Thursday, March 21, 2013

Scarlet and The Diviners

Over Spring Break I went on a whirlwind of reading, if reading two books in a week can be considered a whirlwind. According to my inner voice, it isn't, but if you look at my reading history for the past few months, it certainly looks like it.

On to the good stuff. As you can tell from the title (which kinda sounds like an awesome band name), I read Scarlet by Marissa Meyer (second installment of The Lunar Chronicles) and The Diviners by Libba Bray. Both were absolutely fantastic and totally worth the time I spent not writing my thesis. (Don't tell my mentor.)
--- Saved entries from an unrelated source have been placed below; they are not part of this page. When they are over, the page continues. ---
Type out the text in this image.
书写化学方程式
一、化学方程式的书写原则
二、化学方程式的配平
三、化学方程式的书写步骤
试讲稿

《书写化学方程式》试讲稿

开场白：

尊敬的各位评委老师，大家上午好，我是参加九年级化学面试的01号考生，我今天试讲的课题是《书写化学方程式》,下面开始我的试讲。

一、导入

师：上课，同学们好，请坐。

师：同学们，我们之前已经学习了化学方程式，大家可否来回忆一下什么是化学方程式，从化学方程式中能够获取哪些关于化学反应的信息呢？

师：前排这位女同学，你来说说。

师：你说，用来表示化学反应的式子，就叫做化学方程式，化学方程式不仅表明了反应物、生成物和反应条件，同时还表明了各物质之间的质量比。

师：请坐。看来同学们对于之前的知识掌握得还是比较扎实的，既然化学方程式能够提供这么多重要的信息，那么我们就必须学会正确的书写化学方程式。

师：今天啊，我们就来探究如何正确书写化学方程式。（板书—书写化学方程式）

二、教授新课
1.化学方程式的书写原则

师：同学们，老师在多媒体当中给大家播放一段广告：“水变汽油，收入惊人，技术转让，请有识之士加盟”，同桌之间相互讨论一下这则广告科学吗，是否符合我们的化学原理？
Scarlet picks up where Cinder left off, with Cinder in custody of the Eastern Commonwealth and about to be handed over to the Lunars and the evil Queen Levana. Dum, dum, dum. Scarlet follows two principle main characters (Linh Cinder and Scarlet Benoit), and as the title implies, the fairytale of Little Red Riding Hood is given a much-needed update. I simply adore the way the two narratives are woven together and ultimately united.
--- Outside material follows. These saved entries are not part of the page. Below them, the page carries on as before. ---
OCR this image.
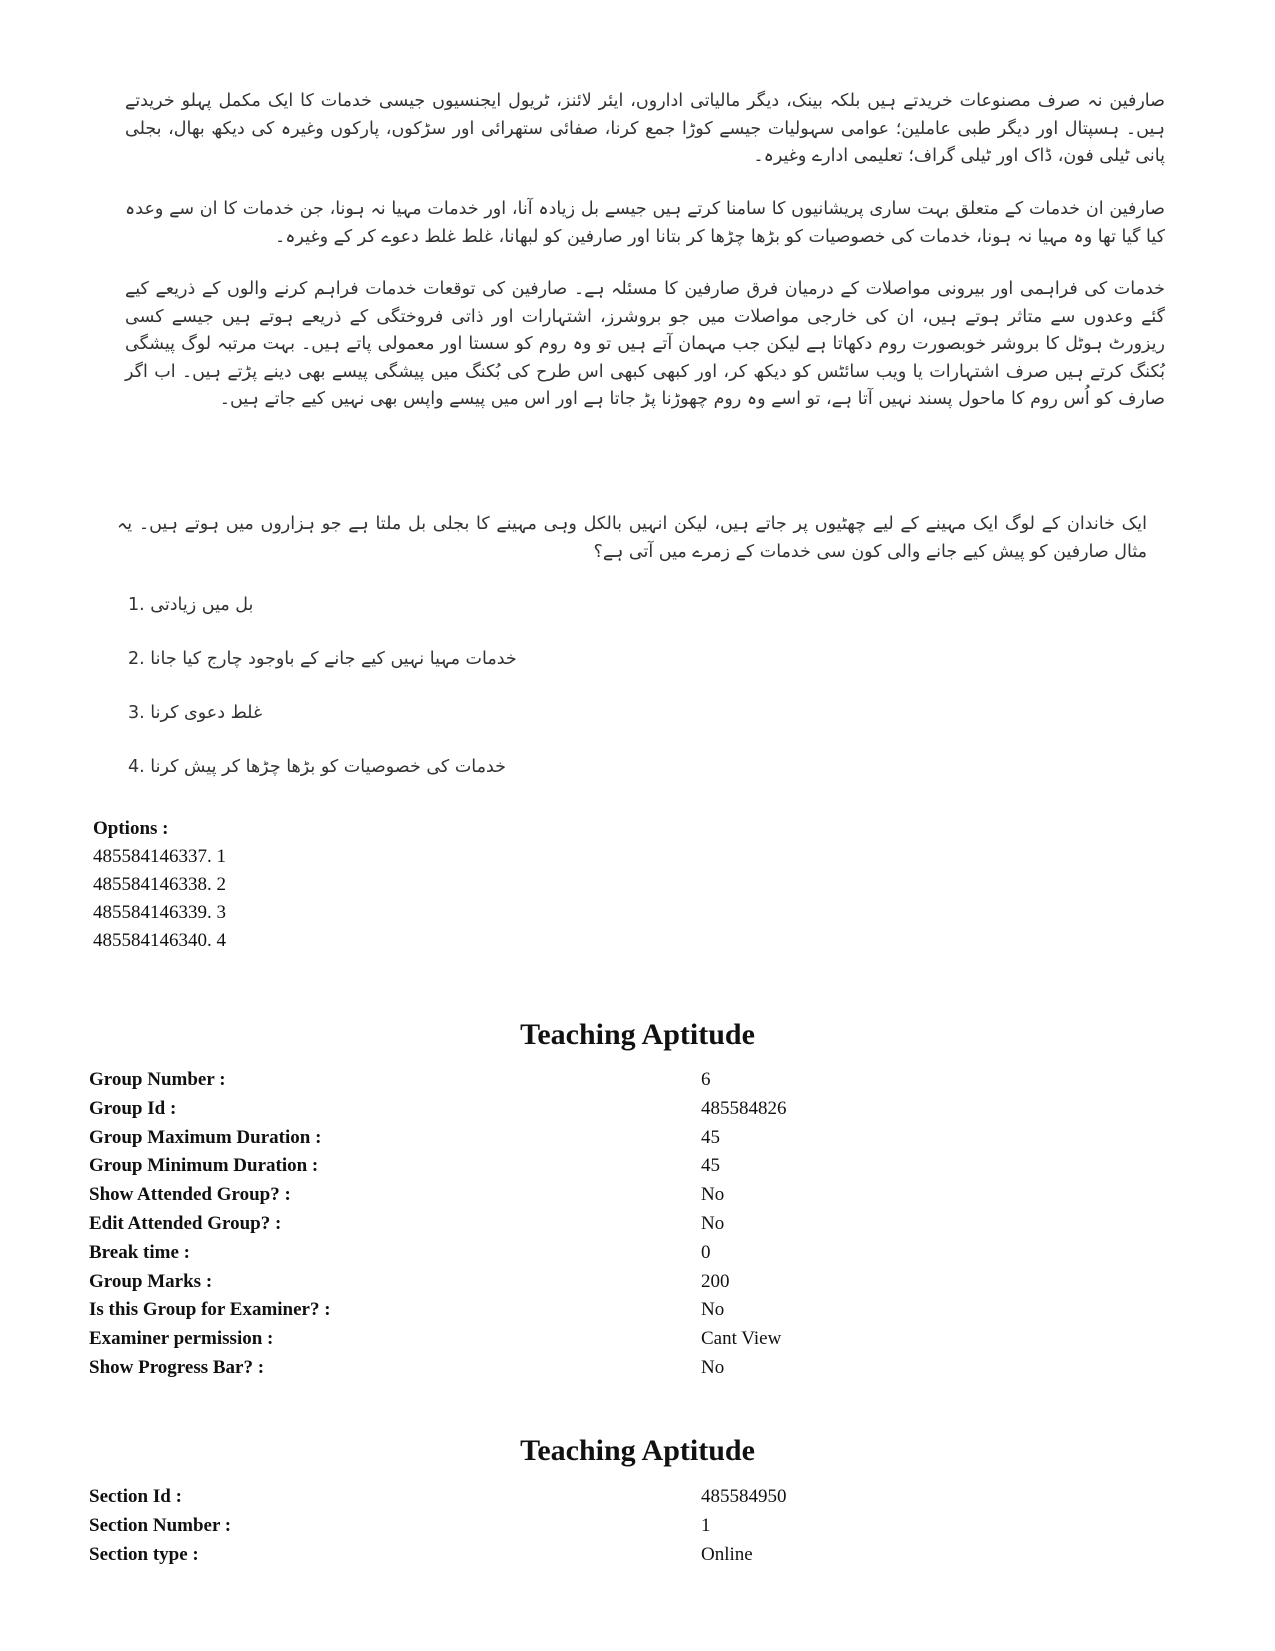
صارفین نہ صرف مصنوعات خریدتے ہیں بلکہ بینک، دیگر مالیاتی اداروں، ایئر لائنز، ٹریول ایجنسیوں جیسی خدمات کا ایک مکمل پہلو خریدتے ہیں۔ ہسپتال اور دیگر طبی عاملین؛ عوامی سہولیات جیسے کوڑا جمع کرنا، صفائی ستھرائی اور سڑکوں، پارکوں وغیرہ کی دیکھ بھال، بجلی پانی ٹیلی فون، ڈاک اور ٹیلی گراف؛ تعلیمی ادارے وغیرہ۔
صارفین ان خدمات کے متعلق بہت ساری پریشانیوں کا سامنا کرتے ہیں جیسے بل زیادہ آنا، اور خدمات مہیا نہ ہونا، جن خدمات کا ان سے وعدہ کیا گیا تھا وہ مہیا نہ ہونا، خدمات کی خصوصیات کو بڑھا چڑھا کر بتانا اور صارفین کو لبھانا، غلط غلط دعوے کر کے وغیرہ۔
خدمات کی فراہمی اور بیرونی مواصلات کے درمیان فرق صارفین کا مسئلہ ہے۔ صارفین کی توقعات خدمات فراہم کرنے والوں کے ذریعے کیے گئے وعدوں سے متاثر ہوتے ہیں، ان کی خارجی مواصلات میں جو بروشرز، اشتہارات اور ذاتی فروختگی کے ذریعے ہوتے ہیں جیسے کسی ریزورٹ ہوٹل کا بروشر خوبصورت روم دکھاتا ہے لیکن جب مہمان آتے ہیں تو وہ روم کو سستا اور معمولی پاتے ہیں۔ بہت مرتبہ لوگ پیشگی بُکنگ کرتے ہیں صرف اشتہارات یا ویب سائٹس کو دیکھ کر، اور کبھی کبھی اس طرح کی بُکنگ میں پیشگی پیسے بھی دینے پڑتے ہیں۔ اب اگر صارف کو اُس روم کا ماحول پسند نہیں آتا ہے، تو اسے وہ روم چھوڑنا پڑ جاتا ہے اور اس میں پیسے واپس بھی نہیں کیے جاتے ہیں۔
ایک خاندان کے لوگ ایک مہینے کے لیے چھٹیوں پر جاتے ہیں، لیکن انہیں بالکل وہی مہینے کا بجلی بل ملتا ہے جو ہزاروں میں ہوتے ہیں۔ یہ مثال صارفین کو پیش کیے جانے والی کون سی خدمات کے زمرے میں آتی ہے؟
1. بل میں زیادتی
2. خدمات مہیا نہیں کیے جانے کے باوجود چارج کیا جانا
3. غلط دعوی کرنا
4. خدمات کی خصوصیات کو بڑھا چڑھا کر پیش کرنا
Options :
485584146337. 1
485584146338. 2
485584146339. 3
485584146340. 4
Teaching Aptitude
Group Number :	6
Group Id :	485584826
Group Maximum Duration :	45
Group Minimum Duration :	45
Show Attended Group? :	No
Edit Attended Group? :	No
Break time :	0
Group Marks :	200
Is this Group for Examiner? :	No
Examiner permission :	Cant View
Show Progress Bar? :	No
Teaching Aptitude
Section Id :	485584950
Section Number :	1
Section type :	Online
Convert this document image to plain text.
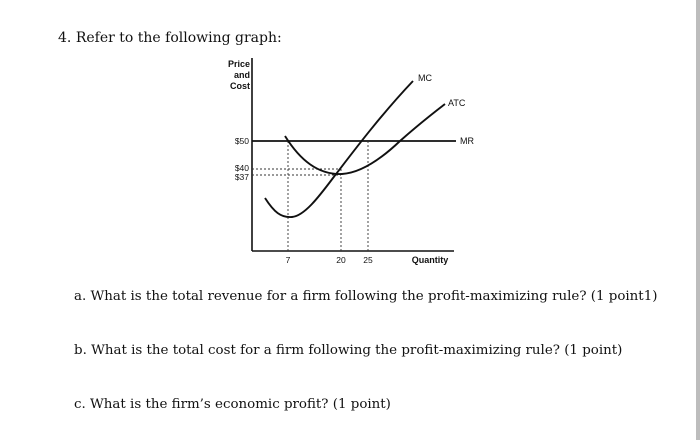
4. Refer to the following graph:
Price
and
Cost
MC
ATC
MR
$50
$40
$37
7	20 25	Quantity
a. What is the total revenue for a firm following the profit-maximizing rule? (1 point1)
b. What is the total cost for a firm following the profit-maximizing rule? (1 point)
c. What is the firm’s economic profit? (1 point)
Plus, Wolf gives me goosebumps. In a good way. *shivers* I LOVE this twist to the original. However, no spoilers. Pinky promise.

By the end of the novel, Cinder and Scarlet are poised to begin the next chapter in their altered lives, and I absolutely can't wait to see what Meyer has in store for us in the next two books, titled Cress and Winter respectively. Can't. Wait.

Moving on to The Diviners and switching gears from moon magic and fairytales to magic of a more sinister and mysterious nature. Evie O'Neill has a gift, but so far it has been a curse to her social life. That is until she goes too far at a party, and is "banished" to New York City to stay with her Uncle Will, proprietor of "The Museum of the Creepy Crawlies," more professionally known as The Museum of American Folklore, Superstition, and the Occult. Needless to say, Evie is thrilled and determined to make the most of her time in the Big Apple.

I am a huge fan of Bray's other series, the Gemma Doyle trilogy, which incorporated a historical time period with elements of the mystical and occult. Therefore I was fairly confident of liking this newest endeavor. I was not disappointed.

Much like Bray did with Gemma, she created a character in Evie who has flaws, but who also has redeeming qualities, making us really believe in the story and her development. The exposition is also phenomenal. I read descriptions of New York and the wind over and over, just because I enjoyed the way each sentence created an atmosphere. I could feel the essence of the book and it sucked me into its embrace, tantalizing my senses with images of dark alleyways behind speakeasies, women in flapper dresses, and  an overwhelming sensation of Something-is-going-to-happen-and-it-won't-be-good.

The mystery is suspenseful, but not taxingly so. The characters are vibrant and I secretly think they are real.

And there you have it folks. Hopefully I'll post more reviews soon or at least something written or otherwise. I'm feeling the ticking of the clock most potently lately, with my thesis deadline looming closer and graduation in May. It's maddening in a way. This is me imagining a world without my thesis.

I do too, Liz. I do too. 

Actually, just about any of the gifs on #seniorthesisproblems Tumblr are applicable to my state of mind. Y'all have no idea how much joy I got from reveling in these gifs today. So much bitter joy. *chucklesob*

I hope everything has just been dandy here in Blogland. Feel free to update me on what awesome things I've missed since I've been terribly absent. Nothing like feeling worse to make one feel better, as I always say.